Damage Detection of Refractory Based on Principle Component Analysis and Gaussian Mixture Model

1The State Key Laboratory of Refractories and Metallurgy, Wuhan University of Science and Technology, Wuhan 430081, China
2Key Laboratory of Metallurgical Equipment and Control Technology, Wuhan University of Science and Technology, Wuhan 430081, China
3Ministry of Education, Hubei Key Laboratory of Mechanical Transmission and Manufacturing Engineering, Wuhan University of Science and Technology, Wuhan 430081, China
4National Demonstration Center for Experimental Machinery Education, Wuhan University of Science and Technology, Wuhan 430081, China
5Smart Materials and Structures Laboratory, Department of Mechanical Engineering, University of Houston, Houston, TX 77204, USA

Correspondence should be addressed to Gangbing Song;

Received 11 August 2017; Accepted 3 January 2018; Published 31 January 2018

Academic Editor: Michele Scarpiniti

Copyright © 2018 Changming Liu et al. This is an open access article distributed under the Creative Commons Attribution License, which permits unrestricted use, distribution, and reproduction in any medium, provided the original work is properly cited.

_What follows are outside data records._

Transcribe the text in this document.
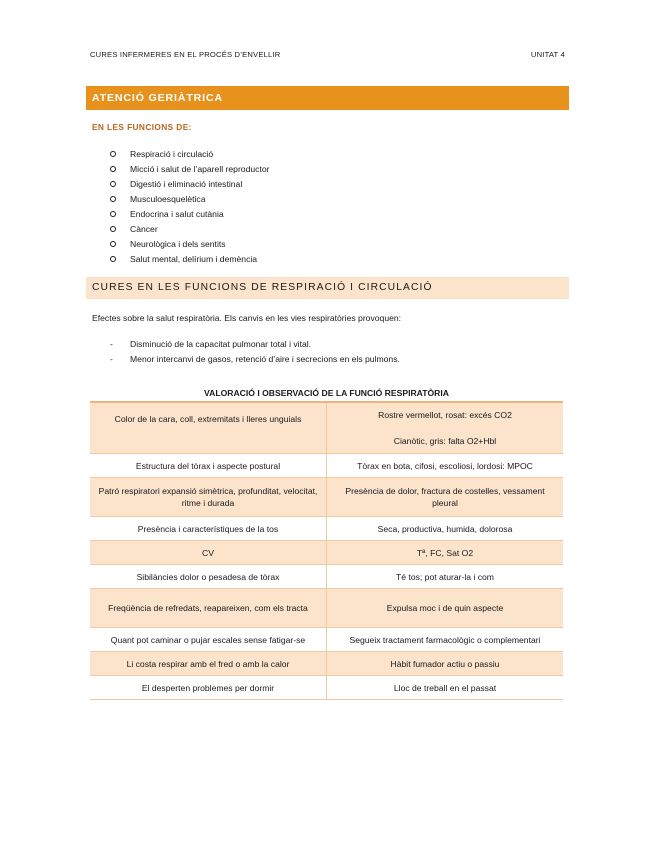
CURES INFERMERES EN EL PROCÉS D’ENVELLIR	UNITAT 4
ATENCIÓ GERIÀTRICA
EN LES FUNCIONS DE:
Respiració i circulació
Micció i salut de l’aparell reproductor
Digestió i eliminació intestinal
Musculoesquelètica
Endocrina i salut cutània
Càncer
Neurològica i dels sentits
Salut mental, delírium i demència
CURES EN LES FUNCIONS DE RESPIRACIÓ I CIRCULACIÓ
Efectes sobre la salut respiratòria. Els canvis en les vies respiratòries provoquen:
-	Disminució de la capacitat pulmonar total i vital.
-	Menor intercanvi de gasos, retenció d’aire i secrecions en els pulmons.
VALORACIÓ I OBSERVACIÓ DE LA FUNCIÓ RESPIRATÒRIA
Color de la cara, coll, extremitats i lleres unguials	Rostre vermellot, rosat: excés CO2
Cianòtic, gris: falta O2+Hbl

Estructura del tòrax i aspecte postural	Tòrax en bota, cifosi, escoliosi, lordosi: MPOC
Patró respiratori expansió simètrica, profunditat, velocitat, ritme i durada	Presència de dolor, fractura de costelles, vessament pleural
Presència i característiques de la tos	Seca, productiva, humida, dolorosa
CV	Tª, FC, Sat O2
Sibilàncies dolor o pesadesa de tòrax	Té tos; pot aturar-la i com
Freqüència de refredats, reapareixen, com els tracta	Expulsa moc i de quin aspecte
Quant pot caminar o pujar escales sense fatigar-se	Segueix tractament farmacològic o complementari
Li costa respirar amb el fred o amb la calor	Hàbit fumador actiu o passiu
El desperten problemes per dormir	Lloc de treball en el passat
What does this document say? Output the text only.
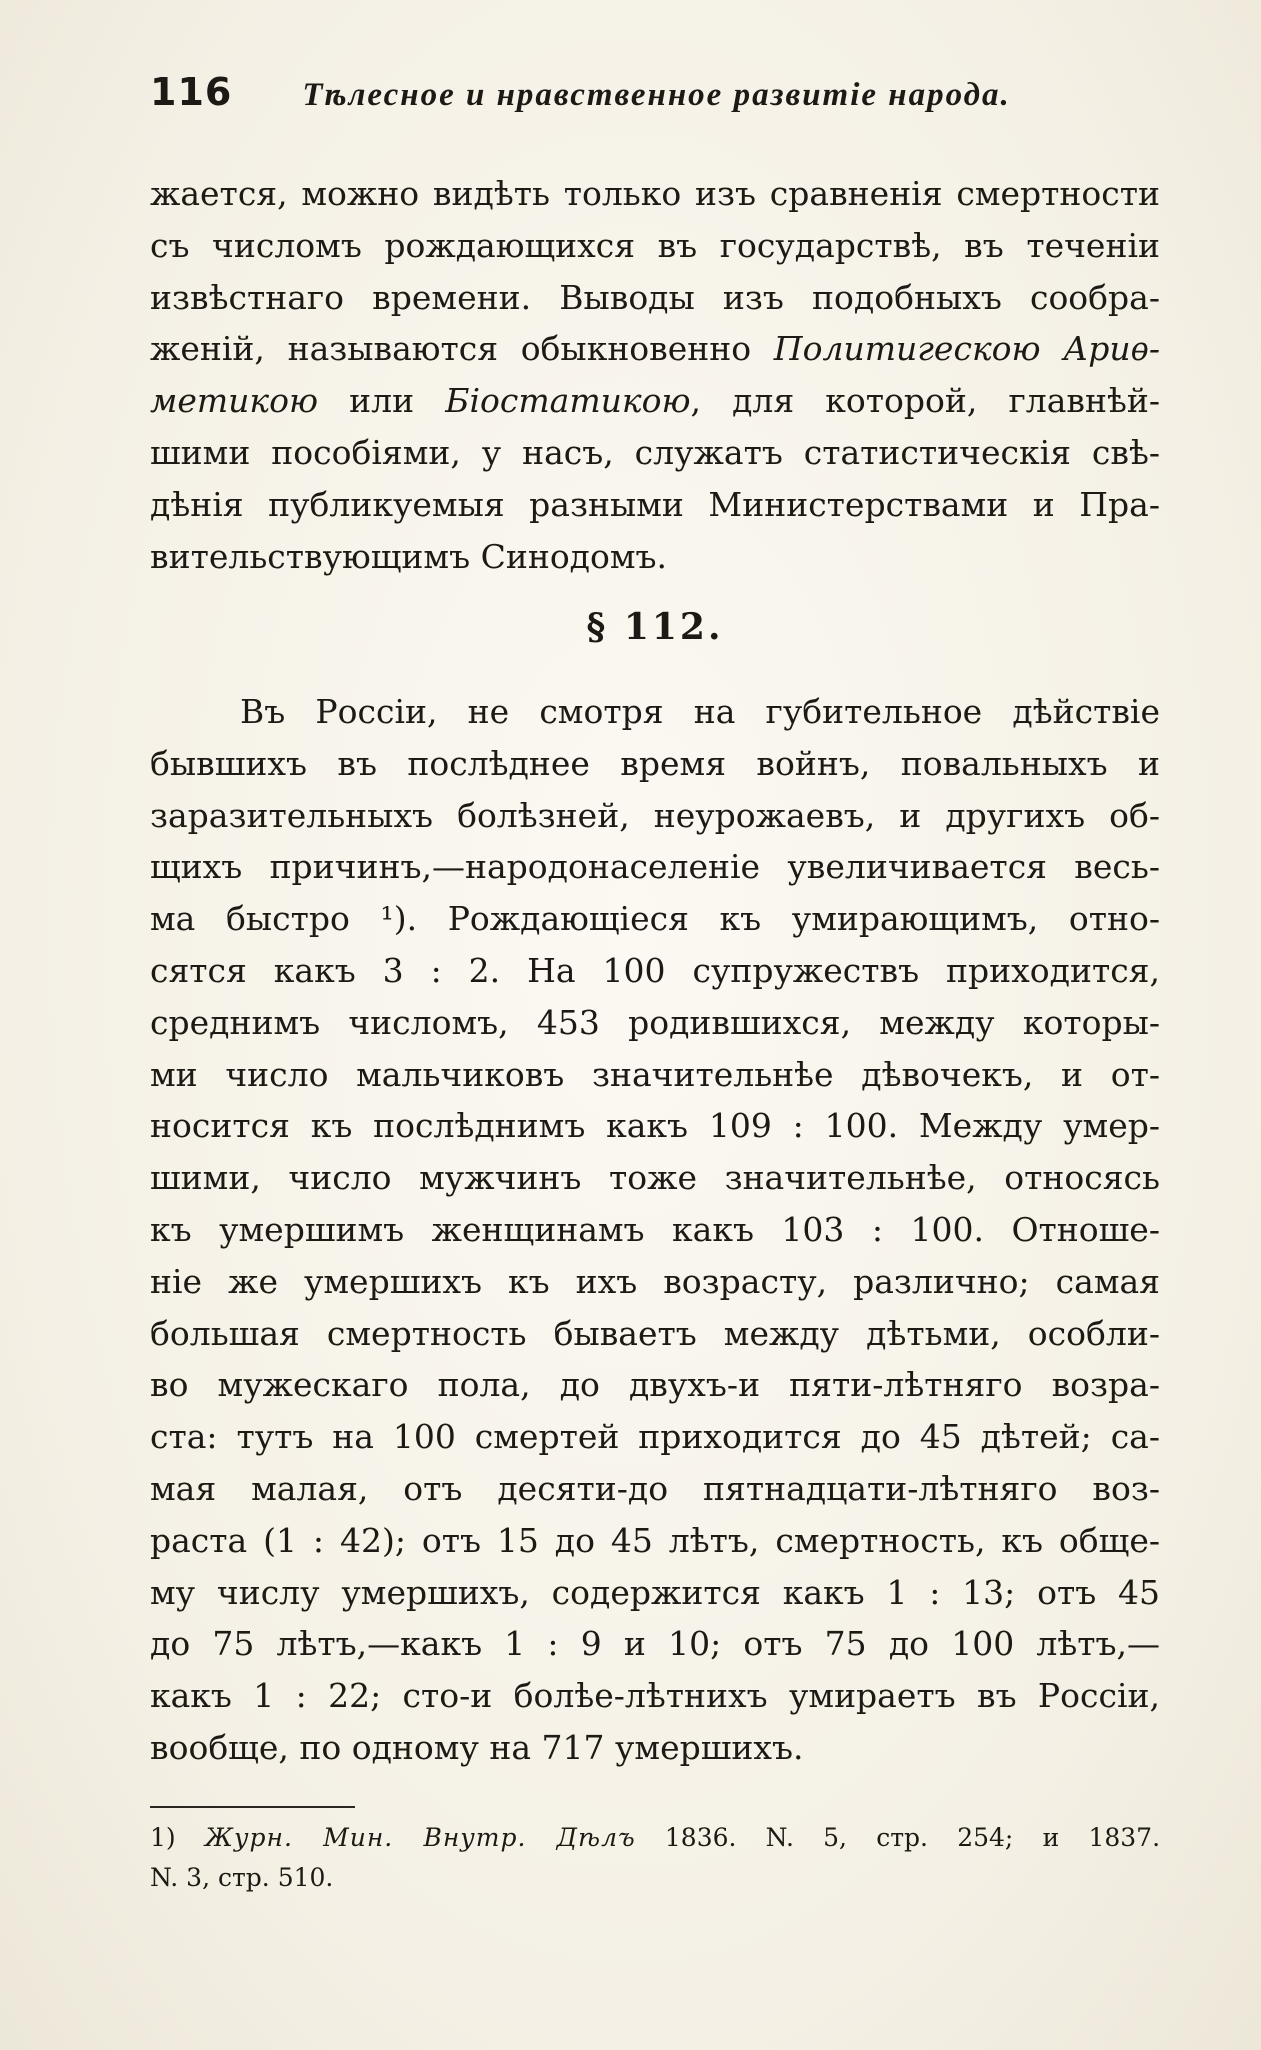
116 Тѣлесное и нравственное развитіе народа.

жается, можно видѣть только изъ сравненія смертности
съ числомъ рождающихся въ государствѣ, въ теченіи
извѣстнаго времени. Выводы изъ подобныхъ сообра-
женій, называются обыкновенно Политигескою Ариѳ-
метикою или Біостатикою, для которой, главнѣй-
шими пособіями, у насъ, служатъ статистическія свѣ-
дѣнія публикуемыя разными Министерствами и Пра-
вительствующимъ Синодомъ.

§ 112.

Въ Россіи, не смотря на губительное дѣйствіе
бывшихъ въ послѣднее время войнъ, повальныхъ и
заразительныхъ болѣзней, неурожаевъ, и другихъ об-
щихъ причинъ,—народонаселеніе увеличивается весь-
ма быстро ¹). Рождающіеся къ умирающимъ, отно-
сятся какъ 3 : 2. На 100 супружествъ приходится,
среднимъ числомъ, 453 родившихся, между которы-
ми число мальчиковъ значительнѣе дѣвочекъ, и от-
носится къ послѣднимъ какъ 109 : 100. Между умер-
шими, число мужчинъ тоже значительнѣе, относясь
къ умершимъ женщинамъ какъ 103 : 100. Отноше-
ніе же умершихъ къ ихъ возрасту, различно; самая
большая смертность бываетъ между дѣтьми, особли-
во мужескаго пола, до двухъ-и пяти-лѣтняго возра-
ста: тутъ на 100 смертей приходится до 45 дѣтей; са-
мая малая, отъ десяти-до пятнадцати-лѣтняго воз-
раста (1 : 42); отъ 15 до 45 лѣтъ, смертность, къ обще-
му числу умершихъ, содержится какъ 1 : 13; отъ 45
до 75 лѣтъ,—какъ 1 : 9 и 10; отъ 75 до 100 лѣтъ,—
какъ 1 : 22; сто-и болѣе-лѣтнихъ умираетъ въ Россіи,
вообще, по одному на 717 умершихъ.

1) Журн. Мин. Внутр. Дѣлъ 1836. N. 5, стр. 254; и 1837.
N. 3, стр. 510.
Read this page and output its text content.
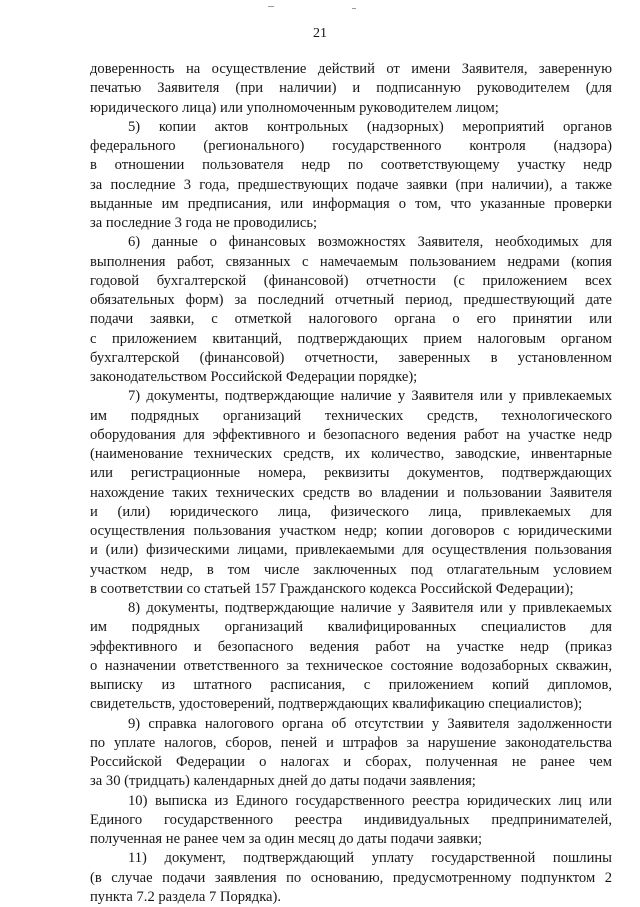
21
доверенность на осуществление действий от имени Заявителя, заверенную
печатью Заявителя (при наличии) и подписанную руководителем (для
юридического лица) или уполномоченным руководителем лицом;
5) копии актов контрольных (надзорных) мероприятий органов
федерального (регионального) государственного контроля (надзора)
в отношении пользователя недр по соответствующему участку недр
за последние 3 года, предшествующих подаче заявки (при наличии), а также
выданные им предписания, или информация о том, что указанные проверки
за последние 3 года не проводились;
6) данные о финансовых возможностях Заявителя, необходимых для
выполнения работ, связанных с намечаемым пользованием недрами (копия
годовой бухгалтерской (финансовой) отчетности (с приложением всех
обязательных форм) за последний отчетный период, предшествующий дате
подачи заявки, с отметкой налогового органа о его принятии или
с приложением квитанций, подтверждающих прием налоговым органом
бухгалтерской (финансовой) отчетности, заверенных в установленном
законодательством Российской Федерации порядке);
7) документы, подтверждающие наличие у Заявителя или у привлекаемых
им подрядных организаций технических средств, технологического
оборудования для эффективного и безопасного ведения работ на участке недр
(наименование технических средств, их количество, заводские, инвентарные
или регистрационные номера, реквизиты документов, подтверждающих
нахождение таких технических средств во владении и пользовании Заявителя
и (или) юридического лица, физического лица, привлекаемых для
осуществления пользования участком недр; копии договоров с юридическими
и (или) физическими лицами, привлекаемыми для осуществления пользования
участком недр, в том числе заключенных под отлагательным условием
в соответствии со статьей 157 Гражданского кодекса Российской Федерации);
8) документы, подтверждающие наличие у Заявителя или у привлекаемых
им подрядных организаций квалифицированных специалистов для
эффективного и безопасного ведения работ на участке недр (приказ
о назначении ответственного за техническое состояние водозаборных скважин,
выписку из штатного расписания, с приложением копий дипломов,
свидетельств, удостоверений, подтверждающих квалификацию специалистов);
9) справка налогового органа об отсутствии у Заявителя задолженности
по уплате налогов, сборов, пеней и штрафов за нарушение законодательства
Российской Федерации о налогах и сборах, полученная не ранее чем
за 30 (тридцать) календарных дней до даты подачи заявления;
10) выписка из Единого государственного реестра юридических лиц или
Единого государственного реестра индивидуальных предпринимателей,
полученная не ранее чем за один месяц до даты подачи заявки;
11) документ, подтверждающий уплату государственной пошлины
(в случае подачи заявления по основанию, предусмотренному подпунктом 2
пункта 7.2 раздела 7 Порядка).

Acoustic emission (AE) technique is a common approach to identify the damage of the refractories; however, there is a complex problem since there are as many as fifteen involved parameters, which calls for effective data processing and classification algorithms to reduce the level of complexity. In this paper, experiments involving three-point bending tests of refractories were conducted and AE signals were collected. A new data processing method of merging the similar parameters in the description of the damage and reducing the dimension was developed. By means of the principle component analysis (PCA) for dimension reduction, the fifteen related parameters can be reduced to two parameters. The parameters were the linear combinations of the fifteen original parameters and taken as the indexes for damage classification. Based on the proposed approach, the Gaussian mixture model was integrated with the Bayesian information criterion to group the AE signals into two damage categories, which accounted for 99% of all damage. Electronic microscope scanning of the refractories verified the two types of damage.